I was checking out the logs and I noticed my SSD was throwing out SMART errors because of high temperatures. I just opened my system and the airflow situation is abysmal, to say the least as I didn’t add any case fans. It’s clear that I need to add case fans but for now, I’ve opened my case and added laptop cooler on top for additional airflow.

Services

I also wanted something to better search and organize this dataset but using a relational database for this purpose is plain stupid. I installed the following services to better explore this data.
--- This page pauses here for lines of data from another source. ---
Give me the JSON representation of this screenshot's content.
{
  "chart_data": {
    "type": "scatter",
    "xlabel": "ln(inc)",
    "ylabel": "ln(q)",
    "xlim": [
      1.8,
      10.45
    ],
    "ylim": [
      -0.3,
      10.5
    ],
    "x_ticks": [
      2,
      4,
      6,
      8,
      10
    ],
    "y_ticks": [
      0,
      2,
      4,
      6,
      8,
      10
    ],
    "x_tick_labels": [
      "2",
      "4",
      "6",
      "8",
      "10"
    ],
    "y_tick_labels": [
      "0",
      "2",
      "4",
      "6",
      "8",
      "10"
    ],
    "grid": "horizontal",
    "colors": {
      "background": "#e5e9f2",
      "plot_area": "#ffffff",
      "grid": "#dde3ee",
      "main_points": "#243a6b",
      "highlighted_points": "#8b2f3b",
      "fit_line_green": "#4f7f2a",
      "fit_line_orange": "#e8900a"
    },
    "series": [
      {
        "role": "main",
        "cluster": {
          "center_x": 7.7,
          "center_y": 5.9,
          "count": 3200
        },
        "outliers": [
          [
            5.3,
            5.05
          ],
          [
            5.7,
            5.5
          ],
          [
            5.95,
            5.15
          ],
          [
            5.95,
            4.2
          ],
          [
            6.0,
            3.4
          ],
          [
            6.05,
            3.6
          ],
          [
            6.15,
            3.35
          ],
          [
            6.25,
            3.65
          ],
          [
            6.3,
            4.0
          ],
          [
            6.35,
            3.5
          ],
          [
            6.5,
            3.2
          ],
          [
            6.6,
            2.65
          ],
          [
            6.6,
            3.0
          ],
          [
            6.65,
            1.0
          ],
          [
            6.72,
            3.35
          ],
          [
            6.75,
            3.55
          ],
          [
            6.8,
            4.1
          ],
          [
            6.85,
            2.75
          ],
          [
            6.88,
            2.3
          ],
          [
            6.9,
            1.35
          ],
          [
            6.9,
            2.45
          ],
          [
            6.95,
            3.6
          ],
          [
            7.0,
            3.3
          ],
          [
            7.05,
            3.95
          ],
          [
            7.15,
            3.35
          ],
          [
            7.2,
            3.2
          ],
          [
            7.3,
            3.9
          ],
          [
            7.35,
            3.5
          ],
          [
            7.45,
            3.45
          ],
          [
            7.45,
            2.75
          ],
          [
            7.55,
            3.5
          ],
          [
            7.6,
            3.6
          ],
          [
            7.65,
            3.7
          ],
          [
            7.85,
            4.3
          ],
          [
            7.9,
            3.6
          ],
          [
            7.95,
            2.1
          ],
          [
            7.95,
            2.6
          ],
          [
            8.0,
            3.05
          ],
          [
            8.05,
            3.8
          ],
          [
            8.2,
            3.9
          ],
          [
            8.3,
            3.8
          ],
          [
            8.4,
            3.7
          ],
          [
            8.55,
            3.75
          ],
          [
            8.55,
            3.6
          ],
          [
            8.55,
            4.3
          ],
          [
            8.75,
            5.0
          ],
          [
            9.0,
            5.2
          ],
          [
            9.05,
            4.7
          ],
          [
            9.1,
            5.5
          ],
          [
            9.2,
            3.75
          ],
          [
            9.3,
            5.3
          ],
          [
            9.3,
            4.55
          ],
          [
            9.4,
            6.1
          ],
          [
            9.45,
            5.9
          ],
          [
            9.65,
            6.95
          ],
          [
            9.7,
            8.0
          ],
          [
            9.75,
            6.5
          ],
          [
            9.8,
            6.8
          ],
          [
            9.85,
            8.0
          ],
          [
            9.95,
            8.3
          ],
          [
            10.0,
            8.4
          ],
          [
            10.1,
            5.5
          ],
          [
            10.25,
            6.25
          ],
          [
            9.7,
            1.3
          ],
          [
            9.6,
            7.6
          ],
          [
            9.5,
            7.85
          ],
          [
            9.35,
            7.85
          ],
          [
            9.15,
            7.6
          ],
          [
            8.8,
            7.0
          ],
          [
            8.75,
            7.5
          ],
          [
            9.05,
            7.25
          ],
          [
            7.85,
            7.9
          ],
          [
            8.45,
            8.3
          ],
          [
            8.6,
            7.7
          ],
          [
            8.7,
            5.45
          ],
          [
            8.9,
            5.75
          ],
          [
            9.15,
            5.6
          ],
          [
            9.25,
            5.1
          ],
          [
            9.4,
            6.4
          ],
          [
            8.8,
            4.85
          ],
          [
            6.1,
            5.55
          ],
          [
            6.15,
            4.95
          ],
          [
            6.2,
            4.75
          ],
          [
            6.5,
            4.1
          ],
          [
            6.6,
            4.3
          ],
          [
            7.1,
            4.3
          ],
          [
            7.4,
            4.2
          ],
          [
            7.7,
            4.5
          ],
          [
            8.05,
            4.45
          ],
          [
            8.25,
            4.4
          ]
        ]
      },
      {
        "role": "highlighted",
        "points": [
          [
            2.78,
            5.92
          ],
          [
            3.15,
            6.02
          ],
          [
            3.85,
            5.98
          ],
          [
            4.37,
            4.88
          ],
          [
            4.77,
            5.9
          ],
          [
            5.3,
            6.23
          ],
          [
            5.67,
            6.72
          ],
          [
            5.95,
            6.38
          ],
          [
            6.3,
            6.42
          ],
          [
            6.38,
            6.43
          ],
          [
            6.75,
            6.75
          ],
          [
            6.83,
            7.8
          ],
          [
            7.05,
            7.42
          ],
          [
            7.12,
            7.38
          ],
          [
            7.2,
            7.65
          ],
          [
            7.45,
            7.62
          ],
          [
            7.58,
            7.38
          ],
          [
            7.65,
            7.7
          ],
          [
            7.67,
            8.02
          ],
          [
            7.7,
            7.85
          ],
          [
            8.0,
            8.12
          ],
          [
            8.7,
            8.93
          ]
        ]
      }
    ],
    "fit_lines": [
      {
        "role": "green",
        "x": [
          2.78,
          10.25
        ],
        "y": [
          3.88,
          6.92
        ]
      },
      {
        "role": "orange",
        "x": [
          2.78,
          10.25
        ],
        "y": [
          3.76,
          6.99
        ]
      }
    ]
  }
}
I used Elastic search to search and query the tweets crawled. Elasticsearch comes as a tarball and that means to make the service on boot you have to write your systemd service. It’s pretty easy and you can check out my configuration file for reference

[Unit]
Description=ElasticSearchService

[Service]
Type=forking
WorkingDirectory=/media/universe/elasticsearch/elasticsearch-7.5.2/bin/
ExecStart=/home/abhishek/universe/elasticsearch/elasticsearch-7.5.2/bin/elasticsearch -d -p pid
PIDFile=/media/universe/elasticsearch/elasticsearch-7.5.2/pid
StandardOutput=file:/var/log/elastic.log
StandardError=file:/var/log/elastic.log
SyslogIdentifier=elasticsearch
User=abhishek

[Install]
WantedBy=multi-user.target

just enable this service using the following command and it will run on every boot

sudo service elastic enable

Kibana

Elastic search by itself is not pretty to work with. To effectively use and query the Elastic search index I used Kibana. Kibana provides a nice web GUI to use and it’s pretty easy to deploy. Reverse proxying Kibana takes some effort and just using the below setting should suffice. The information is available on the internet but it’s hard to get it working.

server {
        listen 80;
        server_name kibana.headless.nick;
        error_log   /var/log/nginx/kibana.error.log;
        access_log  /var/log/nginx/kibana.access.log;
        location / {
                rewrite ^/(.*) /$1 break;
                proxy_ignore_client_abort on;
                proxy_pass http://localhost:5601;
                proxy_set_header  X-Real-IP  $remote_addr;
                proxy_set_header  X-Forwarded-For $proxy_add_x_forwarded_for;
                proxy_set_header  Host $http_host;
                proxy_read_timeout 6m;
                }
}

Apache Spark

This is almost a given at this point to work with amount of data I have. I’m in the process of installing it and though single node performance is not going to make much difference, I want to see the features offered and how I can use it.

This is blog entry is supposed to be sort of running journal for my homelab and I’ll keep updating it as I add more services.